In Zahlen II: Aktuelle Statistik
Von der leicht negativen Entwicklung in den ersten neun Monaten dieses Jahres sind fast alle Reiseregionen betroffen. Die größten Verluste verbuchte die Region Fischland-Darß-Zingst. Dort sind die Übernachtungen von Januar bis September 2017 um 9,8 Prozent gesunken. Einzig in der Mecklenburgischen Schweiz/Seenplatte (+0,3 Prozent) übersteigt die Zahl der Übernachtungen das Vorjahresergebnis. Dagegen liegen fast alle Städte im Plus. Die Hansestadt Wismar (+15,1 Prozent) behauptet ihre Führungsposition vor Greifswald (+8,5 Prozent) und Schwerin (+2,4 Prozent). Die Hansestadt Stralsund hält das Vorjahresniveau mit einer schwarzen Null.
Bei den Unterkunftsarten können von Januar bis September vier der zehn ausgewiesenen Unterkunftsarten steigende Übernachtungszahlen vermelden, darunter die Hotels Garnis (+3,2 Prozent), Pensionen (+2,8 Prozent) sowie Vorsorge-/Rehakliniken (+2,0 Prozent). Die Betreiber von Campingplätzen (-7,8 Prozent) und Gasthöfen (-7,7 Prozent) müssen Rückgänge verkraften. Die angebotenen Schlafgelegenheiten waren in den ersten neun Monaten des Jahres zu 37,8 Prozent ausgelastet und damit etwas schlechter als im Vorjahreszeitraum (38,5 Prozent).

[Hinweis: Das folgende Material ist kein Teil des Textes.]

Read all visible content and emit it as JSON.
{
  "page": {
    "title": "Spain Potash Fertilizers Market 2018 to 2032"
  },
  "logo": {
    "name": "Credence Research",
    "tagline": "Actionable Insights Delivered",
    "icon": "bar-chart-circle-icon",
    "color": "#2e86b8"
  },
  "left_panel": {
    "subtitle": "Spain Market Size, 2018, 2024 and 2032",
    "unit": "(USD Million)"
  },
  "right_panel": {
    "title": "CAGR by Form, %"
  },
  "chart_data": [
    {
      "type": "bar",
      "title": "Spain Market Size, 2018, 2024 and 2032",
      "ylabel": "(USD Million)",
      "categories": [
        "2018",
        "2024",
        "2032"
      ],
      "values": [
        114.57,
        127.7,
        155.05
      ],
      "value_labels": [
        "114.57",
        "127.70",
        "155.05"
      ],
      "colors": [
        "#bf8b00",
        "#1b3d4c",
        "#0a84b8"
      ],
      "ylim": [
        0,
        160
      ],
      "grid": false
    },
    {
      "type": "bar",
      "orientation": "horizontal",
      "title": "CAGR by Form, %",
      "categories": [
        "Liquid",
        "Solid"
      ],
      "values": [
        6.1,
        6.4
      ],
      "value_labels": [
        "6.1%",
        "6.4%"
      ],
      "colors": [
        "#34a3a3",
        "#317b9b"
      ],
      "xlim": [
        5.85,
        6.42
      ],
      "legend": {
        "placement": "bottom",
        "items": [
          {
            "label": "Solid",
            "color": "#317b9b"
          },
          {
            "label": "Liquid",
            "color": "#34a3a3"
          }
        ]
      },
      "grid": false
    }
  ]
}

Aus dem Ausland wurden nach drei Vierteln des Jahres rund 860.000 Übernachtungen (-2,7 Prozent) gezählt. Allein schwedische Gäste übernachteten häufiger als im Vorjahresszeitraum im Nordosten (+5,9 Prozent). Unterdessen sind die Übernachtungen aus den Niederlanden (-16,4 Prozent), Dänemark (-5,1 Prozent), Schweiz (-3,8 Prozent) und Österreich (-2,1 Prozent) zurückgegangen.